If you have been toying with the idea of starting your own business, it might be time to take that plunge and go for it! You probably already have a head-full of great ideas. Now, you just need to understand the administrative work involved. Here are three administrative tasks you need to prepare for before starting up your startup.
First, you need to decide how you will be organizing your business. Will it be a sole proprietorship, an LLC, or a corporation? Each of these entities will have its own distinct tax laws. If you are the sole owner of a sole proprietorship or LLC, you can report both your business income and expenses on your personal tax return. If you will be running your business as a corporation, whether as an S corporation or a multi-member LLC, you are required to submit a corporate tax return. An S corporation is a business that passes all financials through to their shareholders. Be prepared to keep a faithful record of your earnings and expenses, and to submit your taxes in accordance with your entity’s regulations. You will also be required to submit various taxes for any employees that you hire.
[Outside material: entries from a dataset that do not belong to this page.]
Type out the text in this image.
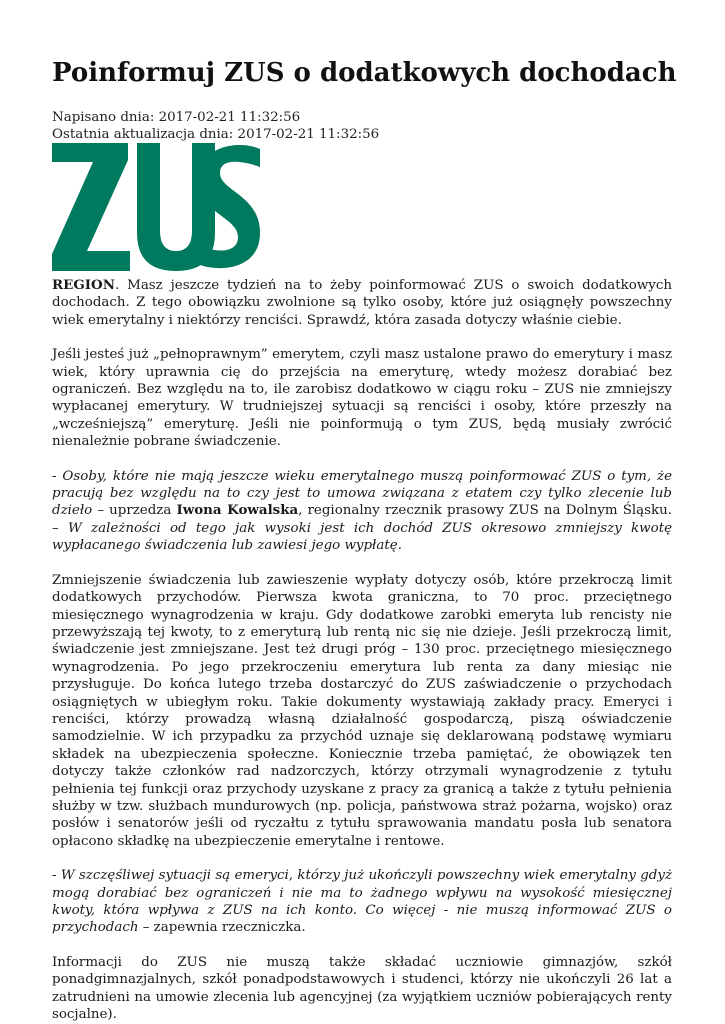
Poinformuj ZUS o dodatkowych dochodach
Napisano dnia: 2017-02-21 11:32:56
Ostatnia aktualizacja dnia: 2017-02-21 11:32:56

REGION. Masz jeszcze tydzień na to żeby poinformować ZUS o swoich dodatkowych dochodach. Z tego obowiązku zwolnione są tylko osoby, które już osiągnęły powszechny wiek emerytalny i niektórzy renciści. Sprawdź, która zasada dotyczy właśnie ciebie.

Jeśli jesteś już „pełnoprawnym” emerytem, czyli masz ustalone prawo do emerytury i masz wiek, który uprawnia cię do przejścia na emeryturę, wtedy możesz dorabiać bez ograniczeń. Bez względu na to, ile zarobisz dodatkowo w ciągu roku – ZUS nie zmniejszy wypłacanej emerytury. W trudniejszej sytuacji są renciści i osoby, które przeszły na „wcześniejszą” emeryturę. Jeśli nie poinformują o tym ZUS, będą musiały zwrócić nienależnie pobrane świadczenie.

- Osoby, które nie mają jeszcze wieku emerytalnego muszą poinformować ZUS o tym, że pracują bez względu na to czy jest to umowa związana z etatem czy tylko zlecenie lub dzieło – uprzedza Iwona Kowalska, regionalny rzecznik prasowy ZUS na Dolnym Śląsku. – W zależności od tego jak wysoki jest ich dochód ZUS okresowo zmniejszy kwotę wypłacanego świadczenia lub zawiesi jego wypłatę.

Zmniejszenie świadczenia lub zawieszenie wypłaty dotyczy osób, które przekroczą limit dodatkowych przychodów. Pierwsza kwota graniczna, to 70 proc. przeciętnego miesięcznego wynagrodzenia w kraju. Gdy dodatkowe zarobki emeryta lub rencisty nie przewyższają tej kwoty, to z emeryturą lub rentą nic się nie dzieje. Jeśli przekroczą limit, świadczenie jest zmniejszane. Jest też drugi próg – 130 proc. przeciętnego miesięcznego wynagrodzenia. Po jego przekroczeniu emerytura lub renta za dany miesiąc nie przysługuje. Do końca lutego trzeba dostarczyć do ZUS zaświadczenie o przychodach osiągniętych w ubiegłym roku. Takie dokumenty wystawiają zakłady pracy. Emeryci i renciści, którzy prowadzą własną działalność gospodarczą, piszą oświadczenie samodzielnie. W ich przypadku za przychód uznaje się deklarowaną podstawę wymiaru składek na ubezpieczenia społeczne. Koniecznie trzeba pamiętać, że obowiązek ten dotyczy także członków rad nadzorczych, którzy otrzymali wynagrodzenie z tytułu pełnienia tej funkcji oraz przychody uzyskane z pracy za granicą a także z tytułu pełnienia służby w tzw. służbach mundurowych (np. policja, państwowa straż pożarna, wojsko) oraz posłów i senatorów jeśli od ryczałtu z tytułu sprawowania mandatu posła lub senatora opłacono składkę na ubezpieczenie emerytalne i rentowe.

- W szczęśliwej sytuacji są emeryci, którzy już ukończyli powszechny wiek emerytalny gdyż mogą dorabiać bez ograniczeń i nie ma to żadnego wpływu na wysokość miesięcznej kwoty, która wpływa z ZUS na ich konto. Co więcej - nie muszą informować ZUS o przychodach – zapewnia rzeczniczka.

Informacji do ZUS nie muszą także składać uczniowie gimnazjów, szkół ponadgimnazjalnych, szkół ponadpodstawowych i studenci, którzy nie ukończyli 26 lat a zatrudnieni na umowie zlecenia lub agencyjnej (za wyjątkiem uczniów pobierających renty socjalne).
Payroll is another major administrative task. First, you must understand the payroll regulations set by the IRS. Each of your workers needs to be appropriately identified as an employee or an independent contractor. This distinction will impact tax requirements and payment methods. Next, You should be aware of deadlines you need to meet when completing payroll. You will have both income tax and W-2 form deadlines. You will also be required to pay your employees according to the frequency laws of your state. You should consider automating your payroll, which will simplify the process and help reduce mistakes from occurring. You might even choose to outsource your payroll and avoid dealing with the hassle altogether.
Hiring is a big job. It requires advertising, recruiting, reviewing applications, interviewing candidates, and selecting your employees. Additionally, hiring is regulated by the United States Department of Labor. You are prohibited from showing any form of discrimination within each stage of the hiring process. Because it can be hard to retain employees, hiring will likely become something that you are perpetually engaged in as a business owner.
Owning a business is not for the faint of heart. However, it can be extremely rewarding to grow something amazing from the ground up. Do your homework, prepare yourself for the heavy administrative lifting you will be doing, and get started now on fulfilling your dreams!